Altoi Aleteo fez um gesto de desânimo. Ele pediu que se aproximassem seus conselheiros que o convenceram da necessidade da corporação policial. Os três líderes pediram que os delegados debatessem entre si, depois votassem.

Agitação e burburinho normal de um debate importante tomou conta do ambiente. Em poucos casos pessoas se destacaram de seus grupos para debater com membros de outra espécie. Quando se julgaram satisfeitos eles votaram. O resultado indiscutível, mostrando que a maioria absoluta escolheu buscar a paz, foi exibido em um placar colocado acima e em frente de todos. Seguiu-se uma comemoração intercalada por alguns poucos xingamentos, impropérios ditos em língua que a maioria desconhecia.

Passado o alvoroço Altoi Aleteo e Temus Arqueo subiram juntos ao púlpito pedindo silêncio. Eles se revezaram para dar uma notícia surpreendente:

“Não podemos aceitar esse resultado”.

Dessa vez a agitação e o ruído foram mais intensos. “O que está acontecendo?”, se perguntavam. Parcas Alpha exigiu explicação imediata, no que foi atendido por Altoi Aleteo:

“Vocês tomaram uma bebida feita de material eletrocondutor, o que nos permitiu manipular suas percepções e emotividade. Basicamente alteramos seu sentimento de empatia, usando aquelas antenas ali posicionadas”, disse ele apontando para estruturas côncavas presas ao teto. “Nossa intenção é a de mostrar que existe outra maneira de encarar o mundo que não remove a competição mas adiciona empatia. Esses dois fatores promovem a convivência e a troca com benefícios mútuos. Portanto convidamos a todos, Alphas em particular, a meditarem e visualizarem um mundo de cooperação, enquanto durar o efeito da nossa intervenção. O que podemos fazer juntos?”

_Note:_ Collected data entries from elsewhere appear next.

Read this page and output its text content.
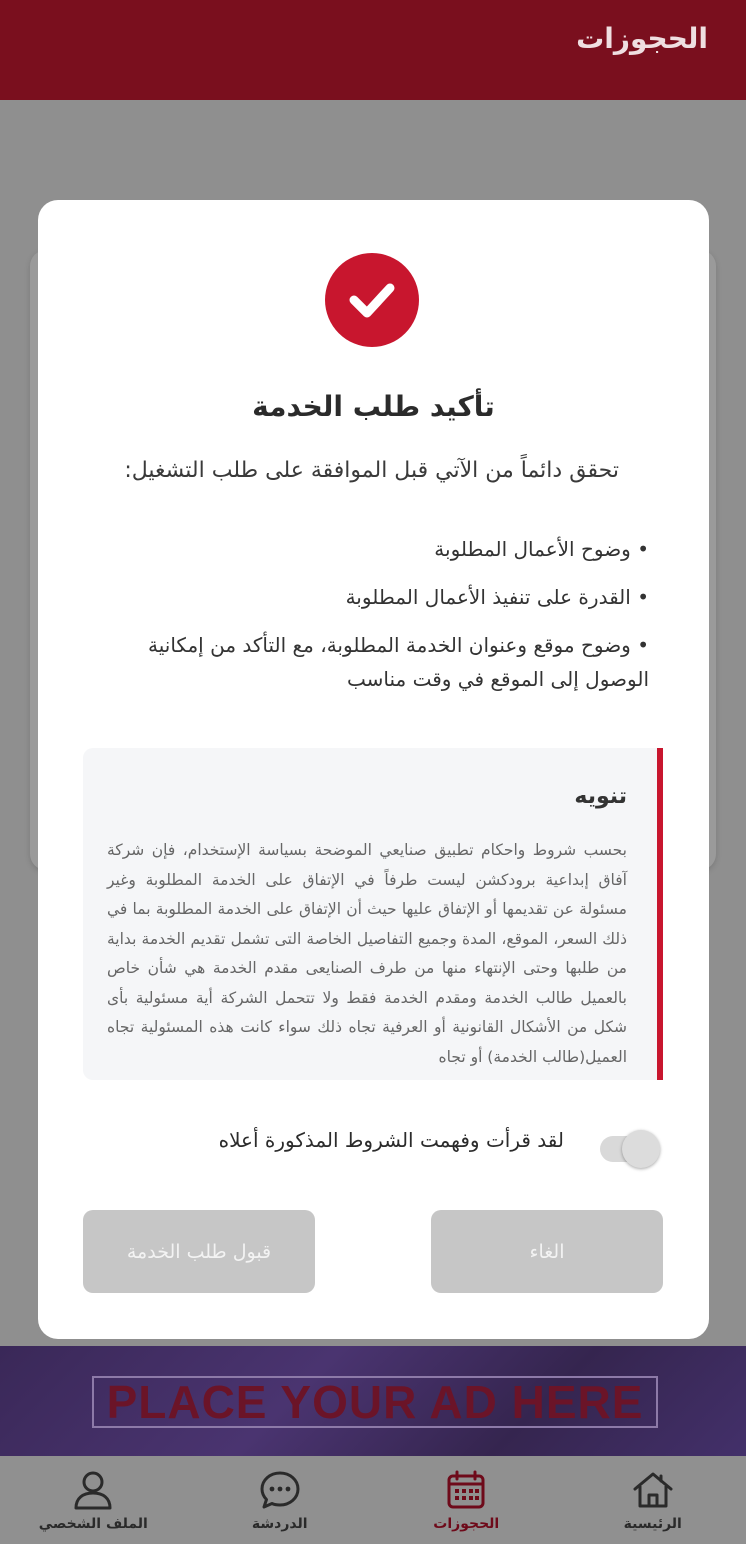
الحجوزات
PLACE YOUR AD HERE
الرئيسية
الحجوزات
الدردشة
الملف الشخصي
تأكيد طلب الخدمة
تحقق دائماً من الآتي قبل الموافقة على طلب التشغيل:
• وضوح الأعمال المطلوبة
• القدرة على تنفيذ الأعمال المطلوبة
• وضوح موقع وعنوان الخدمة المطلوبة، مع التأكد من إمكانية الوصول إلى الموقع في وقت مناسب
تنويه
بحسب شروط واحكام تطبيق صنايعي الموضحة بسياسة الإستخدام، فإن شركة آفاق إبداعية برودكشن ليست طرفاً في الإتفاق على الخدمة المطلوبة وغير مسئولة عن تقديمها أو الإتفاق عليها حيث أن الإتفاق على الخدمة المطلوبة بما في ذلك السعر، الموقع، المدة وجميع التفاصيل الخاصة التى تشمل تقديم الخدمة بداية من طلبها وحتى الإنتهاء منها من طرف الصنايعى مقدم الخدمة هي شأن خاص بالعميل طالب الخدمة ومقدم الخدمة فقط ولا تتحمل الشركة أية مسئولية بأى شكل من الأشكال القانونية أو العرفية تجاه ذلك سواء كانت هذه المسئولية تجاه العميل(طالب الخدمة) أو تجاه
لقد قرأت وفهمت الشروط المذكورة أعلاه
قبول طلب الخدمة	الغاء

Ainda sob efeito ativador do chá os Alphas aceitaram ficar ali parados, olhando com a atenção interna para uma visão de mundo que nunca haviam antes contemplado. “Guardem na memória tudo o que puderem perceber”, disse com a voz tranquila o lider, conhecedor de que sem essa manobra o armistício não seria duradouro.

Passado algum tempo o efeito começou a se dissipar. Os Alphas se sentiram tomados por sensação ambígua feita de raiva e vergonha por terem sido dominados psicologicamente, ainda que também de reverência pela visão inovadora a que tiveram acesso. Em suas imaginações eles viram os três grupos se expandindo pela galáxia, incorporando outras raças desenvolvidas em seu império e ajudando as menos avançadas a progredir. Alguns também viram guerras e conflito, todas de escopo local e sem a capacidade de destruir o grande fluxo civilizatório.


O que ocorreu depois disso ficou perdido no tempo e não foi incorporado na história. Pelo que observamos hoje as guerras foram interrompidas donde se conclui que O Congresso foi bem sucedido. Nenhuma das espécies foi extinta uma vez que temos circulando em nosso DNA porcentagens variáveis mas equitativas de herança de cada uma delas.

Inesperadamente nossa herança bélica foi útil em muitas situações ainda que a predominância de nossa natureza cooperativa tenha sido, de fato, responsável pela longevidade e alcance de nossa raça única e gloriosa!